From the outset, Arthur envisioned Sunset Towers as three “wheels” around which the rest would be built. The “center” of each wheel would be a large communal structure, around which trade would naturally blossom; the “spokes” would be commercial and premium residential districts; and the “rim” would be economy housing—the towers from which the district derives its name. The district more or less unfolded exactly as he intended it to, with the three centers—the Sandra Ulysses Convention Center, the Randall Morgan Public Park, and the Andrew Wadsworth Arena—each providing lucrative sources of income with near-daily entertainment and trade shows.

Early on into its construction, Sunset Towers faced criticism from Saskatoon residents who wished to preserve the city’s low skyline and unbroken view of the Saskatchewan prairie; but these ultimately proved to be a negligible minority after a short and uneventful protest campaign. However, this campaign is still fondly remembered by local historians for a viral video in which one of the protesters—who was never identified—threw herself onto her knees before the city hall and proclaimed that sunset towers was an offense against God, likening it to the tower of Babel or “a massive phallus aimed directly into the face of our lord and savior”. Today, the phrase “massive phallus” is something of a shibboleth among students of Saskatonian history.

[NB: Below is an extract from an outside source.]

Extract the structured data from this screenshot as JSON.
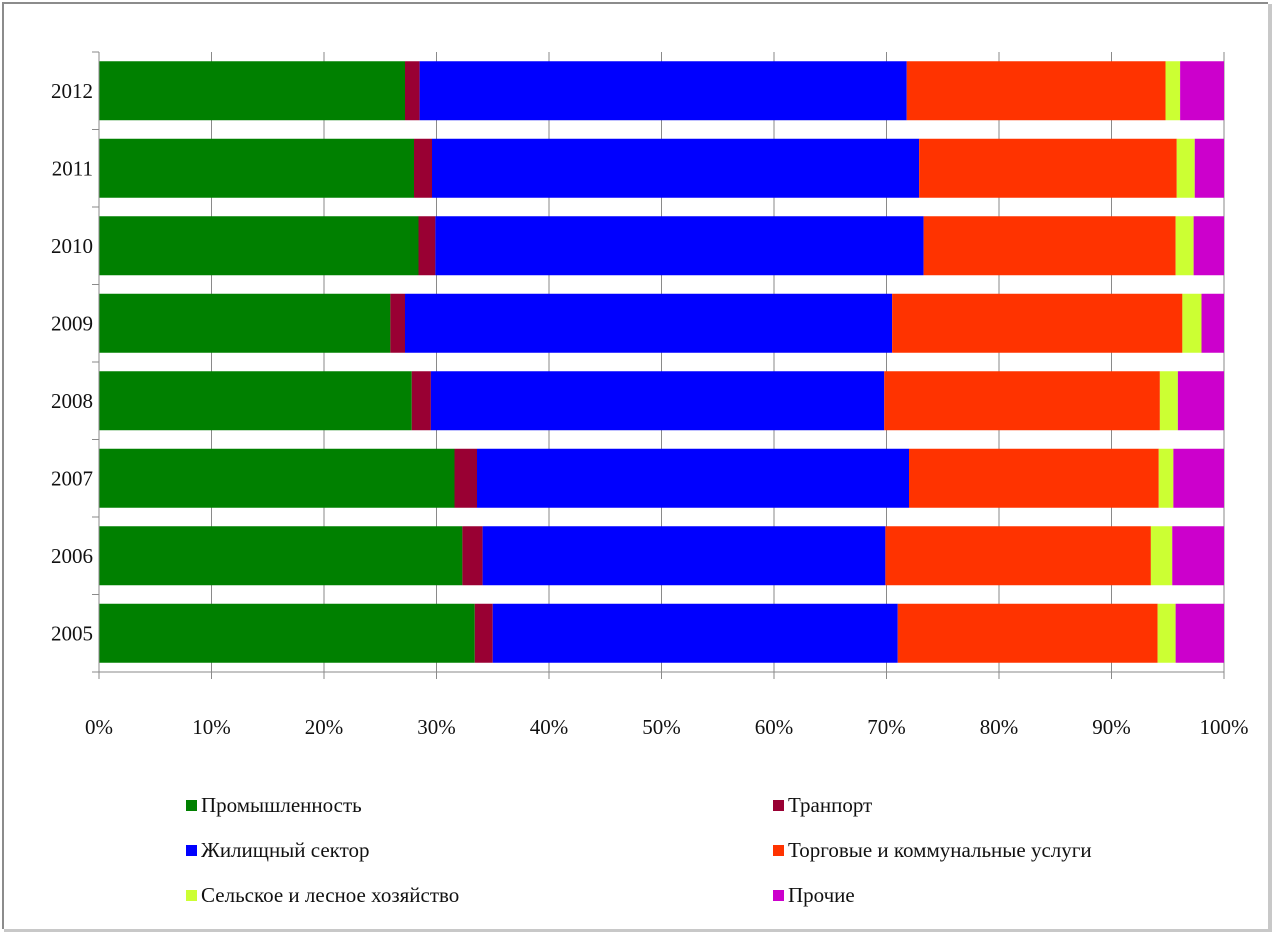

Randall Morgan Public Park

Situated in the very center of Sunset Towers, there is an expanse of carefully-cultivated trees, paths, amphitheaters, and gardens. It stretches for 2 kilometers in either direction, bounded on all sides by the most exquisite townhouses and highlife destinations. With just over 110,000 visitors every day, it is the second-most visited park in North America, eclipsed only by the world-famous Central Park in New York city. This is the Randall Morgan Public Park, and it is without a question the nicest place where you will ever do a drug deal.

The RMPP was envisioned by Arthur Isaac as Sunset Towers’ center for outdoor activities: concerts, bike races, charity walks, cookouts, and so on. It offers small-scale permits to individuals, and leases public venues to groups or organizations. The park has 4 pavilions, 8 small amphitheaters, 2 large amphitheaters, and 1 garden-cum-meeting hall—all of which are leased out round-the-clock. Between permit fees and donations, RMPP raises an estimated 6.1 billion credits annually the Saskatoon city budget. To local historians, its product is of secondary concern: more interesting is the unique nature of its construction. It was the first public park in North America to be built from the ground-up to support augmented reality applications.

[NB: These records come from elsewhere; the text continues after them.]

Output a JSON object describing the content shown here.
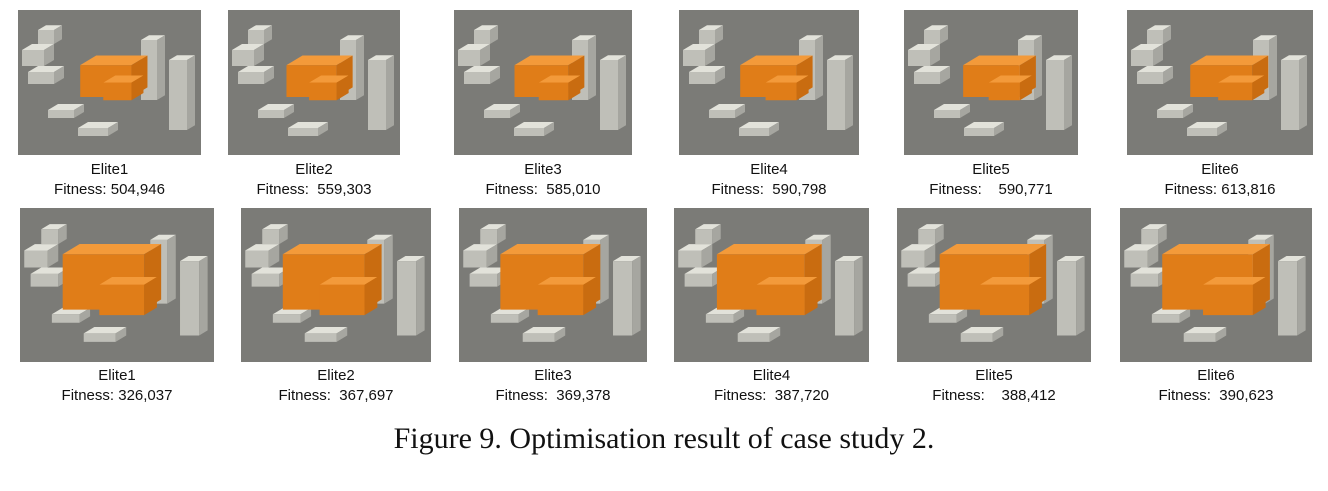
{
  "rows": [
    {
      "items": [
        {
          "name": "Elite1",
          "fitness": "Fitness: 504,946"
        },
        {
          "name": "Elite2",
          "fitness": "Fitness:  559,303"
        },
        {
          "name": "Elite3",
          "fitness": "Fitness:  585,010"
        },
        {
          "name": "Elite4",
          "fitness": "Fitness:  590,798"
        },
        {
          "name": "Elite5",
          "fitness": "Fitness:    590,771"
        },
        {
          "name": "Elite6",
          "fitness": "Fitness: 613,816"
        }
      ]
    },
    {
      "items": [
        {
          "name": "Elite1",
          "fitness": "Fitness: 326,037"
        },
        {
          "name": "Elite2",
          "fitness": "Fitness:  367,697"
        },
        {
          "name": "Elite3",
          "fitness": "Fitness:  369,378"
        },
        {
          "name": "Elite4",
          "fitness": "Fitness:  387,720"
        },
        {
          "name": "Elite5",
          "fitness": "Fitness:    388,412"
        },
        {
          "name": "Elite6",
          "fitness": "Fitness:  390,623"
        }
      ]
    }
  ],
  "caption": "Figure 9. Optimisation result of case study 2.",
  "colors": {
    "massing": "#f08a24",
    "ground": "#7b7b77",
    "context": "#dcdcd4"
  }
}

While drafting the plans, park planner Giddyheart Blossombush collaborated with ‘Redsoft Entertainment to make Randall Morgan an ideal battleground for the popular Toonabout app. It was also outfitted with an underground fiber optic infrastructure which could interface with smart devices and wi-feye augmentation to keep park-goers aware of upcoming events and news. At the time it was merely a novelty; but on any given day, Toonabout players spend between 800 and 250 thousand credits in the RMPP area—making it a de facto lodestone of the city budget.

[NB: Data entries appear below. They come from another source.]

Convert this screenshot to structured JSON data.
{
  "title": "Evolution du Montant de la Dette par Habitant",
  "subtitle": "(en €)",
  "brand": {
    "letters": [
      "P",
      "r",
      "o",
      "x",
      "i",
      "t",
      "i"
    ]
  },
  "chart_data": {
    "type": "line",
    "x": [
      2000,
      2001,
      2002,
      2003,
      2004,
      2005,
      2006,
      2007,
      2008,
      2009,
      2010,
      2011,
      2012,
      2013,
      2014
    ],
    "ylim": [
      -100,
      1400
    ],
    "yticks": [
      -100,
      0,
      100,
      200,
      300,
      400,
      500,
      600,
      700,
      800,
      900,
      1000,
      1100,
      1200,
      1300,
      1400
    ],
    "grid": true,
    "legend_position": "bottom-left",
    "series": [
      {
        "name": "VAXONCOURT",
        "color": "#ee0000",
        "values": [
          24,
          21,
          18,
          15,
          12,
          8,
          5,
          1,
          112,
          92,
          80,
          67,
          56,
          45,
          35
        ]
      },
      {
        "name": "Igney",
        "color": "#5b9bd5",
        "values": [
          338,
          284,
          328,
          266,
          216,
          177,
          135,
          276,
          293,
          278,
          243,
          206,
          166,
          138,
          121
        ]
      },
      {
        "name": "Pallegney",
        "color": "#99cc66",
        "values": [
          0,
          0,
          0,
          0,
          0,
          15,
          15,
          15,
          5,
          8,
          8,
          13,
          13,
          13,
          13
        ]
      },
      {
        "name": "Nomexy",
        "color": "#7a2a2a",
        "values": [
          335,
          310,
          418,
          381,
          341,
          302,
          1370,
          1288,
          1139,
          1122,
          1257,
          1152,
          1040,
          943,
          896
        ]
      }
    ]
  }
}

Culturally, the RMPP has yet to attain the universal recognition of Central Park, and in terms of cultural significance is generally thought to be somewhere below Hyde Park but above Macarthur park. Among locals, it has acquired the nickname “the burning bush” thanks to its frankly outrageous narcotics trade: the thick crowds and ample vegetation mean that there are plenty of places for people to buy and use their narcotic of choice. This is where you, the enterprising felon, enter the scene: among the Randall Morgan crowds you can find clientele ranging from experimental teenagers to middle-aged executives to desperate soccer moms. While the park enjoys regular police presence, you should find them no issue as long as you are subtle with your trades and pay your RPA subscriptions on time.